Die Familie der Plattfische umfasst etwa 200 Arten, wobei häufig auch die Bezeichnung Scholle als Oberbegriff benutzt wird. Alle haben ein sehr fettarmes, aber eiweißreiches Fleisch, das positiv auf den Cholesterinspiegel wirkt. Das wohl bekannteste und am meisten angewendete Schollenrezept ist ohne Frage die "Finkenwerder Scholle" oder "Scholle Finkenwerder Art".
Finkenwerder ist ein kleiner Ort mit großer Tradition gegenüber von Hamburg. Der wohl bekannteste und berühmteste Sohn dieses Ortes ist Johann Wilhelm Kinau, der als Schriftsteller unter dem Pseudonym „Gorch Fock“ bekannt wurde - heute begegnet uns der Name im Zusammenhang mit dem Segelschulschiff.
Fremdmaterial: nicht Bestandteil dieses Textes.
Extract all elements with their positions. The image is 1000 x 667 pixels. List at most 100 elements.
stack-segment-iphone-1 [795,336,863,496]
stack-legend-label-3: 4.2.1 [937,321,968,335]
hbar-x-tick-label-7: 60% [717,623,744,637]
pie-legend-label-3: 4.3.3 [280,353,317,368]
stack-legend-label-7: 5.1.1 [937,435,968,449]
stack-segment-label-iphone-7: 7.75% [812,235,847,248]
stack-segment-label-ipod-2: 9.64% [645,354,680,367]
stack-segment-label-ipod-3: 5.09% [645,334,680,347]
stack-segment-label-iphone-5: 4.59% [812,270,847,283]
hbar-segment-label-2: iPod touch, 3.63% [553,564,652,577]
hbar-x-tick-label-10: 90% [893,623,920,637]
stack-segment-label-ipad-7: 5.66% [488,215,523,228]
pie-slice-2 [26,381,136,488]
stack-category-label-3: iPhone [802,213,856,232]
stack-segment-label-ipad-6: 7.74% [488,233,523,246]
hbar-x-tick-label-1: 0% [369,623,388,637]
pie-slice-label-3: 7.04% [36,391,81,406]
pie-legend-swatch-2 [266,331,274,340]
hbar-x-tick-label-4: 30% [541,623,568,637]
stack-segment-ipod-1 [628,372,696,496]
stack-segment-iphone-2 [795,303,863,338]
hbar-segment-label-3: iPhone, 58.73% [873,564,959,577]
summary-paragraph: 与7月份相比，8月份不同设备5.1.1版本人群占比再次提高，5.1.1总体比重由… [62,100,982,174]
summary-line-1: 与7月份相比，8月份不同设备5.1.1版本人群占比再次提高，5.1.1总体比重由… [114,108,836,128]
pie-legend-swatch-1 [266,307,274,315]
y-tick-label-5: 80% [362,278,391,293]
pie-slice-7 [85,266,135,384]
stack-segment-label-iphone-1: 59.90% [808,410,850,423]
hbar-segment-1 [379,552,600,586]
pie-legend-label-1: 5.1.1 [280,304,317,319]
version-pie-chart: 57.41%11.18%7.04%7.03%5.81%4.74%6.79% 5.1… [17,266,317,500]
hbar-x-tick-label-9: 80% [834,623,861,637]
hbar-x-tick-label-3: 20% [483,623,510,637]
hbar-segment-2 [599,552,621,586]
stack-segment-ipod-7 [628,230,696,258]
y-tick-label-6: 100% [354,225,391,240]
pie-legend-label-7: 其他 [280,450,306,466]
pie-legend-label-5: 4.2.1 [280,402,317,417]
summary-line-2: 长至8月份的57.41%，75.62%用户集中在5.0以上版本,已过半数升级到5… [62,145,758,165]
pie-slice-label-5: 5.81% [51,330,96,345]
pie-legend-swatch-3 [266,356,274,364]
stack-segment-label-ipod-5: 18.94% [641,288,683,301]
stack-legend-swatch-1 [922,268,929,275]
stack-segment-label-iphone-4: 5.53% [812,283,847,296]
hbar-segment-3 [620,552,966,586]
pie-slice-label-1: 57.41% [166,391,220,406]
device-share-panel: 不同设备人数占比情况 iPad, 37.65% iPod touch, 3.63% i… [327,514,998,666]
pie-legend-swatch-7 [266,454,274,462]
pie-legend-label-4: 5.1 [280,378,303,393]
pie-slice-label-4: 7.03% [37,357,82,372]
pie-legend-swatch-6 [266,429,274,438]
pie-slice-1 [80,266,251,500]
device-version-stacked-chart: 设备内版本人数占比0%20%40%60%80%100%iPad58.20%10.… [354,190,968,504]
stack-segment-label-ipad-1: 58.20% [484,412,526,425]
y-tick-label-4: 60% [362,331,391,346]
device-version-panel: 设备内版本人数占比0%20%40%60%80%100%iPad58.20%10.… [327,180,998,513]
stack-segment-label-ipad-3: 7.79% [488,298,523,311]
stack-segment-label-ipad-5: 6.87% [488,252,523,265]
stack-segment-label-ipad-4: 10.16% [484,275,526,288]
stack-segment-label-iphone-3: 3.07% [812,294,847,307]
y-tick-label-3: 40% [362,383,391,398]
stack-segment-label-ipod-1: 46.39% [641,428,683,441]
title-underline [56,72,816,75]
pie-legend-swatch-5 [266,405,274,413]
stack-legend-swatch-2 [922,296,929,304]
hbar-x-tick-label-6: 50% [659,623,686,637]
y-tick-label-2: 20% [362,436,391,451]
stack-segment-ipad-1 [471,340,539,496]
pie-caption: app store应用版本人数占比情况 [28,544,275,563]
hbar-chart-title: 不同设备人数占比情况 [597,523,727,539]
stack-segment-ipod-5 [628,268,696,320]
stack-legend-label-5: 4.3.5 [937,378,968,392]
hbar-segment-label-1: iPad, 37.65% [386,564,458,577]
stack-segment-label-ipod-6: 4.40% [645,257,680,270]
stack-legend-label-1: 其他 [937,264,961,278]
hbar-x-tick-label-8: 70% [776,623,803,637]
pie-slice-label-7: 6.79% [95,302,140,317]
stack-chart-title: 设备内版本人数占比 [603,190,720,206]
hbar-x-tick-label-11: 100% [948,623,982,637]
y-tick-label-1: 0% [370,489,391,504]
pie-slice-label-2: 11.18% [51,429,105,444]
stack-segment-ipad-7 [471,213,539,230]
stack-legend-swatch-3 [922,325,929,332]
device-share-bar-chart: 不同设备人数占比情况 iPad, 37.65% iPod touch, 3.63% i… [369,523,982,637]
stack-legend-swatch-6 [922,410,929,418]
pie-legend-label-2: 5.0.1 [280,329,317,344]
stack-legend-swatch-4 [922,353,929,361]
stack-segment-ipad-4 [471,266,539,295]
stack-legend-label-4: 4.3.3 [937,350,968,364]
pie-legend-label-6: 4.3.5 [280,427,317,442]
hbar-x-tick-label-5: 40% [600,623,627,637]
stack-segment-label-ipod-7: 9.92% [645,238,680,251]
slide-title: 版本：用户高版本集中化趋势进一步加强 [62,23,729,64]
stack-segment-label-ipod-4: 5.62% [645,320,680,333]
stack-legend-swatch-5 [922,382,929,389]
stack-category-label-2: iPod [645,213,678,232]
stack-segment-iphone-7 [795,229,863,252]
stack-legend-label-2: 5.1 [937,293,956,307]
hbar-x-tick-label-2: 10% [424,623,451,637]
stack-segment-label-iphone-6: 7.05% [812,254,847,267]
Die "MaiScholle" verdankt ihren Ruf wohl einer historischen Gegebenheit: Früher, als die Fischerboote noch abhängiger von den Unbilden der Witterung waren, warteten die Fischer die Frühjahrsstürme ab und zogen ab Ende April wieder zu ihren Fanggründen in der Nord- und Ostsee. Gourmets schätzen die ersten frischen Schollen des Jahres, die Maischollen, wegen ihres mageren und eher weichen Fleisches. Ihr Aroma erinnert an Petersilie und Gurke.